俺が通り過ぎるたび、女性客たちの目が一斉にキラッと光る。
…今の心境は、いわゆる『針のムシロ』というヤツ。
「あ、ウエーターさん、こちら追加お願いします」
「はい、かしこまりました。 追加オーダーで宜しいですね?」
「ええ。 …あら、お若いのね、うふふっ」
「い、以上でよろしいでしょうか」
テーブルを離れるとき、オーダーシートの上にさりげなく置かれた電話番号のメモ…
そこで、一部始終をじーっと眺めていたエリカのドでかい声が炸裂した。
「あーっ!こらリョージ、浮気すんなよーっ!」
(トホホ… えらいのに手ェ出しちまった……)
そこかしこでクスクス笑う声がする中、泣きたい思いを笑顔の下に押し隠して、俺はラストオーダーまで気合い(ヤケクソ?)で何とか乗り切った。

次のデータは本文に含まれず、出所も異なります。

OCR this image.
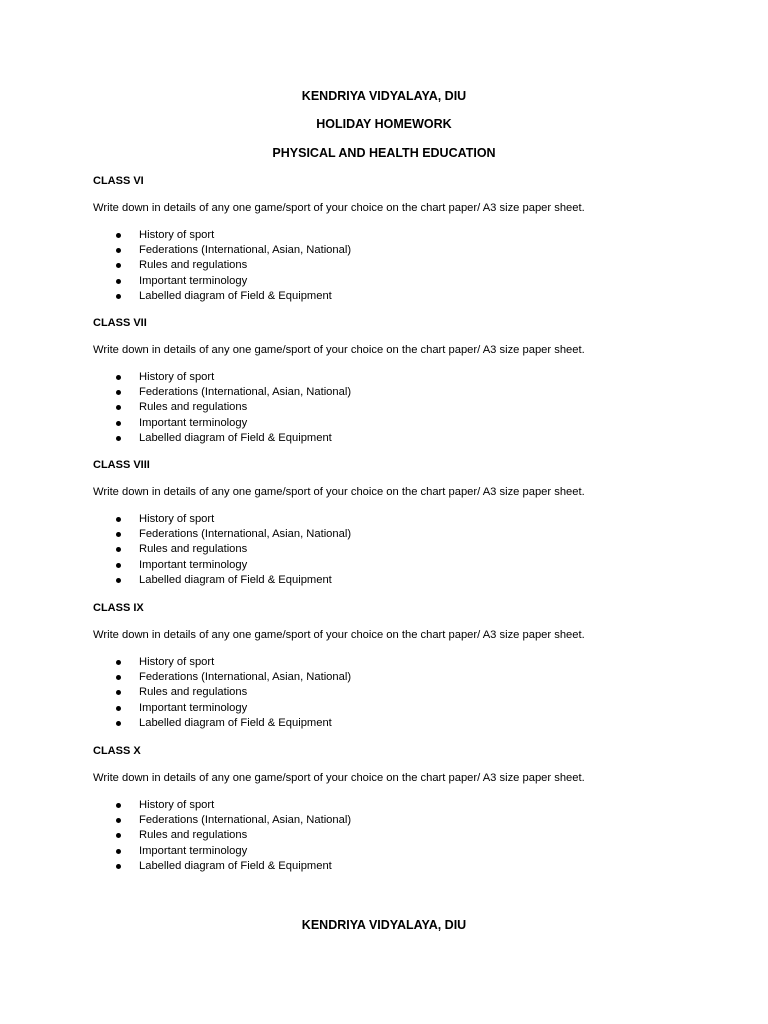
KENDRIYA VIDYALAYA, DIU

HOLIDAY HOMEWORK

PHYSICAL AND HEALTH EDUCATION

CLASS VI

Write down in details of any one game/sport of your choice on the chart paper/ A3 size paper sheet.

History of sport
Federations (International, Asian, National)
Rules and regulations
Important terminology
Labelled diagram of Field & Equipment

CLASS VII

Write down in details of any one game/sport of your choice on the chart paper/ A3 size paper sheet.

History of sport
Federations (International, Asian, National)
Rules and regulations
Important terminology
Labelled diagram of Field & Equipment

CLASS VIII

Write down in details of any one game/sport of your choice on the chart paper/ A3 size paper sheet.

History of sport
Federations (International, Asian, National)
Rules and regulations
Important terminology
Labelled diagram of Field & Equipment

CLASS IX

Write down in details of any one game/sport of your choice on the chart paper/ A3 size paper sheet.

History of sport
Federations (International, Asian, National)
Rules and regulations
Important terminology
Labelled diagram of Field & Equipment

CLASS X

Write down in details of any one game/sport of your choice on the chart paper/ A3 size paper sheet.

History of sport
Federations (International, Asian, National)
Rules and regulations
Important terminology
Labelled diagram of Field & Equipment

KENDRIYA VIDYALAYA, DIU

「あはは、災難だったなぁ諒司君。 モテ男もほんっと辛いよねー」
「……冗談ポイッすよ全く。恐い女って店長ばかりじゃないもんですね」
「…誰の事かしら?」
「そりゃあ、誰って… うわっ!み、美和さん!」
眉間にタテジワを寄せ、怒りにプルプルと肩を震わせた手島美和を見た瞬間、今夜の災難の『仕上げ』を予想できた…
(元凶は、エリカ……か)
…その恵利花と三度目に会うのが、これまた思いがけない場面であった。